Score Multi-Match Difference
Set this value to specify the maximum difference in score when multiple Object patterns match on the same text. The highest scoring Object will be matched plus other Objects this close to that score. The value can be set between 0 and 99. 0 will keep only those Objects that have a score as high as the highest scoring Object. 99 will keep every Object that scores above the score threshold. Use a high value to allow for multiple ambiguous Object matches. Use a low score to allow for singular unambiguous Object matches only.
For example: with a Multi-Match Difference of 25 the text Auberive has one Object match: 'Auberive (score: 100)'. Changing the Multi-Match Difference to 40 will result in two Object matches: 'Auberive (score: 100)' and 'Aubérive (Marne) (score: 66.67)'.
Score Multi-Overlap Difference
Maximum difference in score when multiple Object patterns overlap on the same text. The highest scoring Object will be matched plus other Objects this close to that score. The value can be set between 0 and 99. 0 will keep only those Objects that have a score as high as the highest scoring Object. 99 will keep every Object that scores above the score threshold. Use a high value to allow for multiple ambiguous Object matches. Use a low score to allow for singular unambiguous Object matches only.

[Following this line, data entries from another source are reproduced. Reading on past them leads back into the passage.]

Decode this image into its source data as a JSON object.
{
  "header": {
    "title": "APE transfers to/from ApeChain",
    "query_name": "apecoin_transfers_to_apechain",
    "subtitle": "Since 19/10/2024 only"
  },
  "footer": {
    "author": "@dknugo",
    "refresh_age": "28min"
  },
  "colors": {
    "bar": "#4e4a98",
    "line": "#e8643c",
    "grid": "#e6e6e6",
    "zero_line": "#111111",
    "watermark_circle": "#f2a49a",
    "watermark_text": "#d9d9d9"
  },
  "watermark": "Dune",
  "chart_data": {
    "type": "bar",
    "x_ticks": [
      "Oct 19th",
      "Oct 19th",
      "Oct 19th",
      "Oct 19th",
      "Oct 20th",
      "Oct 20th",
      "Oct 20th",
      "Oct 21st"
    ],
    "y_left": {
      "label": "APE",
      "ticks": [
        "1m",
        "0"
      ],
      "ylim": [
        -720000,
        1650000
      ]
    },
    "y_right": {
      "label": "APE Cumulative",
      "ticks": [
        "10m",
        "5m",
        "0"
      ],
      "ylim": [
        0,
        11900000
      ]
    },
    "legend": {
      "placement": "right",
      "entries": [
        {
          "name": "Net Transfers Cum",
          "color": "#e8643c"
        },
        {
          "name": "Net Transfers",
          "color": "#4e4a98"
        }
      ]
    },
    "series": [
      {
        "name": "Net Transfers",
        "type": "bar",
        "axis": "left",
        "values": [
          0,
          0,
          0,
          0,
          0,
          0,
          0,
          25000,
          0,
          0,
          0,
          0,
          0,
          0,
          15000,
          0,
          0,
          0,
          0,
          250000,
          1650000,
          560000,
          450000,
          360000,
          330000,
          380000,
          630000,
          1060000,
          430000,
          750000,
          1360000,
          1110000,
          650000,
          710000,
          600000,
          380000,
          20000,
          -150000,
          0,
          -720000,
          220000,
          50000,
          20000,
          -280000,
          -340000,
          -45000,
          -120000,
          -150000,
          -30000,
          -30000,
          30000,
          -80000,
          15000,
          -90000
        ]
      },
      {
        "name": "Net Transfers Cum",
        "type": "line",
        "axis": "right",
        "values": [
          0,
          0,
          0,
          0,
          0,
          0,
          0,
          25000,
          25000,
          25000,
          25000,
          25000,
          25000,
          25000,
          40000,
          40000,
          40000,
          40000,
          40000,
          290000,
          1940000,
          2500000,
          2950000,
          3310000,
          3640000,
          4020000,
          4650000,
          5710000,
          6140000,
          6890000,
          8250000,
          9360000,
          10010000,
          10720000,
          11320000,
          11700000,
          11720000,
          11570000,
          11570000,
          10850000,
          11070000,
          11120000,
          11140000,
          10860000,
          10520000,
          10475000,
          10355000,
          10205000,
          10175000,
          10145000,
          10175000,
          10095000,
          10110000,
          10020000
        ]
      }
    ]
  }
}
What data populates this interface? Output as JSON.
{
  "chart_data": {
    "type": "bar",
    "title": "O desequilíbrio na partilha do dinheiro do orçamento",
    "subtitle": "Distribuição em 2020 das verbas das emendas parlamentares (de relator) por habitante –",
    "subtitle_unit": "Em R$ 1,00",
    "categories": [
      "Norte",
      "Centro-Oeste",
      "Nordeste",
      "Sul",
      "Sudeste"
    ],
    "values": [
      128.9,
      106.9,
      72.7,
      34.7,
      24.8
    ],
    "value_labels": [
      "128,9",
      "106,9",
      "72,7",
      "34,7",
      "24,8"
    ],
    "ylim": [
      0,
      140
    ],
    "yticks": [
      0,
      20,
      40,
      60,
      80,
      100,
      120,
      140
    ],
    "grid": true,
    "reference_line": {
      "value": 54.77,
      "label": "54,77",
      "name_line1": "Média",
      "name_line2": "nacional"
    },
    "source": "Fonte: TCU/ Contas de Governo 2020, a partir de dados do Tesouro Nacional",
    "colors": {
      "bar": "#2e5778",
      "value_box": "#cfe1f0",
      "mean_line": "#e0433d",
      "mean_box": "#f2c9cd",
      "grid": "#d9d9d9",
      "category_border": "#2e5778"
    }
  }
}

For example: with a Score Multi-Overlap Difference of 50 the text Versailles has two Object matches: 'Versailles (score: 100)' and 'Ailles (score: 66.67)'. Changing the Multi-Overlap Difference to 10 will result in one Object match: 'Versailles (score: 100)'.
Pattern Sensitivity
Set the sensitivity to match a value part of an Object's pattern. The value can be set between 0 and 100. A value of 100 allows for the value to match a word; value is surrounded by whitespace or punctuation. A value of 0 allows for the value to match anywhere. Use a low value to allow for Object matches to occur as part of longer strings of text. Use a high score to allow for Object matches to be distinct words.
For example: with a Pattern Sensitivity of 60 the text Versailles has two Object matches: 'Versailles (score: 100)' and 'Ailles (score: 66.67)'. Changing the Pattern Sensitivity to 80 will result in one Object match: 'Versailles (score: 100)'.
Pattern Distance
Change this value to control the allowed maximum distance in characters between separate matched values by an Object's pattern. The lowest value of 1 only allows a single character between separate matched values. Any higher value allows for more characters between separate matched values.
For example: with a Pattern Distance of 1 the text Vrigne (Bois) will only match on the part Vrigne with 'Vrigne aux Bois (score: 88.76)'. Changing the Pattern Distance to 2 will match the full text of Vrigne (Bois) with 'Vrigne aux Bois (score: 88.76)'.
Extend Match
Check this checkbox to extend a matched value to the nearest whitespace or punctuation (i.e. whole word).
For example: with the option Extend Match disabled, the text Parisienne will only match on the part Paris with 'Paris (score: 50)'. With the option Extend Match enabled, the text Parisienne will match the full text of Parisienne with 'Paris (score: 50)'.
Click 'Run Reconciliation' to run the Reconciliation Process. The Reconciliation Process runs and informs you about the results.
Resolving Object Matches
Running the Reconciliation Process with the default settings produces the following results:
Changing the Pattern Sensitivity to a value of 100 removes the matches that are not distinct words:
Changing the Score Threshold to a value of 100 removes the matches that have a score below this value:
Check the checkbox for the results you want to save and click 'Continue' to process the next batch of Objects. If no matches can be resolved, check the checkbox next to the label 'Discard'.
You can also decide to change the 'Auto-Save Results' option to 'Auto-Save: Any Result' or 'Auto-Save: Fully Matched' to automatically save resolved matches.
Once the process is finished you can inspect the results in the 'Source Value' Object Type.